PurePy - A Pure Functional Subset of Python
June 7, 2026 · View on GitHub
v0.10.0
PurePy defines a pure (side-effect free) subset of Python, intended initially for use by researchers in programming languages and programming pedagogy, with a view to evolving it into a common language for scientific computing, supporting efficient, portable applications in modelling, data processing, data analysis and visualisation.

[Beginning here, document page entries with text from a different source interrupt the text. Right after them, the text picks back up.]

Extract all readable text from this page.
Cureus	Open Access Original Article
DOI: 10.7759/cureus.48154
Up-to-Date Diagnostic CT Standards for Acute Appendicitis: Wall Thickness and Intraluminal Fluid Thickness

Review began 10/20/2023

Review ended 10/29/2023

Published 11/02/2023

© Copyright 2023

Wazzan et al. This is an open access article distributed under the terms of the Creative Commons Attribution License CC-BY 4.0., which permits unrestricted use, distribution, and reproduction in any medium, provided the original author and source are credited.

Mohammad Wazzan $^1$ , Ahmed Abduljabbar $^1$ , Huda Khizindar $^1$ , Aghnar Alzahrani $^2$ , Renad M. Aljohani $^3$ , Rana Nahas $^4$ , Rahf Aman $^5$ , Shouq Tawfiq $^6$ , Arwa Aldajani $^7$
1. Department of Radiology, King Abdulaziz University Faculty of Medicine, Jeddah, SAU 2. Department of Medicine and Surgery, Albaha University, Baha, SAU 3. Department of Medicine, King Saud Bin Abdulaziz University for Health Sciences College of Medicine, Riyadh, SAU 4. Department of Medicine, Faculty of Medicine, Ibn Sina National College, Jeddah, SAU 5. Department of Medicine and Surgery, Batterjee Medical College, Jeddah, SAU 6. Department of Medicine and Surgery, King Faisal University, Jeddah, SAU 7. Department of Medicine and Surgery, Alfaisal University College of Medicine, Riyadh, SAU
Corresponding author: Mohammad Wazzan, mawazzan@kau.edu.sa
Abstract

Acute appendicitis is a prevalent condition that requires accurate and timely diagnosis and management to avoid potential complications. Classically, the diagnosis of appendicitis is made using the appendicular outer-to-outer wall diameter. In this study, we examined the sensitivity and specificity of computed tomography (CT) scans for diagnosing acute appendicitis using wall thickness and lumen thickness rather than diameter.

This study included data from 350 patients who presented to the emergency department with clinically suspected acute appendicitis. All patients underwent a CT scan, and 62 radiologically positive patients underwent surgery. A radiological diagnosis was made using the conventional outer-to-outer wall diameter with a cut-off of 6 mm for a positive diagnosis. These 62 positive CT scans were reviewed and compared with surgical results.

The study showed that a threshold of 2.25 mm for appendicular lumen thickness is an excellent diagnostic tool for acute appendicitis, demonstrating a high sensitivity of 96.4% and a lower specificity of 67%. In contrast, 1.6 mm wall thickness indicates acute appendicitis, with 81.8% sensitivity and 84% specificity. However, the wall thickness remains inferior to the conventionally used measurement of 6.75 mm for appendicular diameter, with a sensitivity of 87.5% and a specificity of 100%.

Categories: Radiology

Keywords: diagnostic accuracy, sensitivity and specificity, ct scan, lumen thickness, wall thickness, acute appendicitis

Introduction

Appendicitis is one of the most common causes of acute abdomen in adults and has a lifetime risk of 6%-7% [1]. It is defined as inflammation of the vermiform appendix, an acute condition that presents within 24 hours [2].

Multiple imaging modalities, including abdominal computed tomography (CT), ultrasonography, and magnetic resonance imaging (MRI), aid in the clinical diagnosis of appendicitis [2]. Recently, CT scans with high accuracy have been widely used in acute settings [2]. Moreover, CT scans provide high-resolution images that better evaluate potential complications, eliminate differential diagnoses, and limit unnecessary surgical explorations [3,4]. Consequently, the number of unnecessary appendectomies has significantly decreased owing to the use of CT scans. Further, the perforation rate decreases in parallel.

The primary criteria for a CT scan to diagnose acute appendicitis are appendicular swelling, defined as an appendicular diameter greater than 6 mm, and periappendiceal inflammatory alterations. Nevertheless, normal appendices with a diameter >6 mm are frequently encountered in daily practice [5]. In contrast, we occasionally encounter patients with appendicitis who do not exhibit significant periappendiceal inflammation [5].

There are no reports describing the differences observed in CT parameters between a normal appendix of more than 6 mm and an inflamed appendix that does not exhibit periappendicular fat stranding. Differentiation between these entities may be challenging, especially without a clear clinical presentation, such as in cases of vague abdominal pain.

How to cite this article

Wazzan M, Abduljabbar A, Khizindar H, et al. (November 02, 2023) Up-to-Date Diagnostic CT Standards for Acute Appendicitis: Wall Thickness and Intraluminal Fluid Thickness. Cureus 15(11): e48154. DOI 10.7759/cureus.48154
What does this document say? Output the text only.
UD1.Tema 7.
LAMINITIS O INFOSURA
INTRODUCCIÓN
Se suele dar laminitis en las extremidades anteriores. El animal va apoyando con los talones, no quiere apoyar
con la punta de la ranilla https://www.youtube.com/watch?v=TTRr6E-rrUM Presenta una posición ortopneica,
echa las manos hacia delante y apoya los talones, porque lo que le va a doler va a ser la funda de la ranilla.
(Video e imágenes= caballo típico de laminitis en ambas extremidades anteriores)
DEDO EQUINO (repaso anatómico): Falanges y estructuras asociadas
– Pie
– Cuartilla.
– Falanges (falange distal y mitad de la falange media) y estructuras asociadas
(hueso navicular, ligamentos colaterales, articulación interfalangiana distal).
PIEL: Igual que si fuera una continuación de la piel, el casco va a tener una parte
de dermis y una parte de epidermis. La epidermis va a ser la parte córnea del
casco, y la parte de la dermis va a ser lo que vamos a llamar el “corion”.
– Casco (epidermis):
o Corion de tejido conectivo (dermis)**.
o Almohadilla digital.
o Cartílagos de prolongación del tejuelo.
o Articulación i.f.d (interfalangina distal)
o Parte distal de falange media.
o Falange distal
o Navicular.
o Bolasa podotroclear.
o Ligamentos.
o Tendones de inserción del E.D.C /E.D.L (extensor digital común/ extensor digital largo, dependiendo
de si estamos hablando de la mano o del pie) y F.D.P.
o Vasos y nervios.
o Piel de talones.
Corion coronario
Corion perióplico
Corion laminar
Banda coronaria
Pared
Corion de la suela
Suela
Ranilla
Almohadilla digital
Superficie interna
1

The PurePy language standard will define a (versioned) formal grammar for the language, a formal semantics, and a reference interpreter. All languages which are PurePy-compliant must accept any valid PurePy program and are expected to behave in a way which conforms to, or at least coheres with, the formal semantics.
Project structure
PurePy-spec.tex— main spec documenttex/— macros, listings config, related workfig/— syntax, well-formedness rules, operational semanticsagda/— Agda mechanisation (distributivity proof)src/purepy_parse.py— reference parser (Pythonast-based subset checker)test/— litmus tests
Building the spec
latexmk -pdf PurePy-spec.tex
Running tests
test/run-all.sh
Sets up a .venv automatically. Targets Python 3.12+ (#39).
Test categories:
test/well-formed/— accepted bypurepy_parse.py, runs correctly in Pythontest/well-formed/pending/— will be accepted once features are implementedtest/ill-formed/semantic/— syntactically valid but violates well-formedness rulestest/ill-formed/unsupported/— permanently excluded Python features
Reference parser (src/purepy_parse.py)
Decides whether a Python program belongs to the PurePy subset, using the ast module.
- Exit 0: accepted
- Exit 1: unsupported (permanently excluded)
- Exit 2: not yet supported (planned, linked to a GitHub issue)
Release workflow
Run the Bump version GitHub Action manually with a version in the form x.y.z (for example, 0.1.4).
This updates version numbers on main, commits them, creates and pushes tag v0.1.4, then builds PurePy-spec.pdf and uploads it to the GitHub Release for that tag.
Zotero export settings
Use the PurePy Zotero library for bibliography management. Install the Better BibTeX plugin, with the following modifications to the default settings to avoid spurious diffs:
- Citation key formula: auth.lower + year
- Fields to omit from export: abstract, keywords
Extensions
Implementations are allowed to have additional behaviours and syntax beyond the PurePy spec, as long as they maintain compatibility with the PurePy subset. For example, Python itself supports many additional features, like mutable variables and exceptions; Fluid has a matrix literal notation and allows functions to be defined by pattern-matching clauses.
Existing implementations
Languages/language implementations we would like to be PurePy compliant:
- CPython
- JAX
- Fluid
- fortl
Fluid will require some changes to be PurePy-compliant, especially with regard to lists, which in some ways look in some ways like Python lists, but behave quite differently. (There is no equivalent of "cons" in Python.)
Long-term aims
The longer-term aim is to stimulate new language developments to support science. Centering around a common syntax eases adoption and engagement with these new language techniques and ideas. In later version we may add support for type annotations, Python array API-compatible arrays, and other features.
GitHub CLI (gh) setup
When working across multiple GitHub organisations, set GH_TOKEN per terminal session to avoid keyring conflicts:
export GH_TOKEN=<your-pure-py-pat>
For Claude Code, this can be configured automatically via .claude/settings.local.json (gitignored):
{"env": {"GH_TOKEN": "<your-pure-py-pat>"}}
Design concerns
One risk is that it is easy for users to get confused about what is, and is not, valid PurePy syntax, e.g., writing Python code in another PurePy-compliant language which does not accept non-PurePy Python features (such as exceptions). These points can be quite subtle, and could also cause problems in the other direction. For example, in Python one cannot efficiently construct a list by writing
[x, *xs]
since xs is always copied. In a pure language with no assignment, this can be efficiently implemented by sharing xs into the new list. But encouraging users of PurePy to write list-manipulating code in this FP style might not be a good idea, since taking that style back to standard Python would result in non-idiomatic, unperformant code. Neverthless, we think a pure dialect of Python is a fruitful direction to explore, potentially enabling a flourishing of new language
ideas to benefit science in a way that reduces friction and barriers to entry.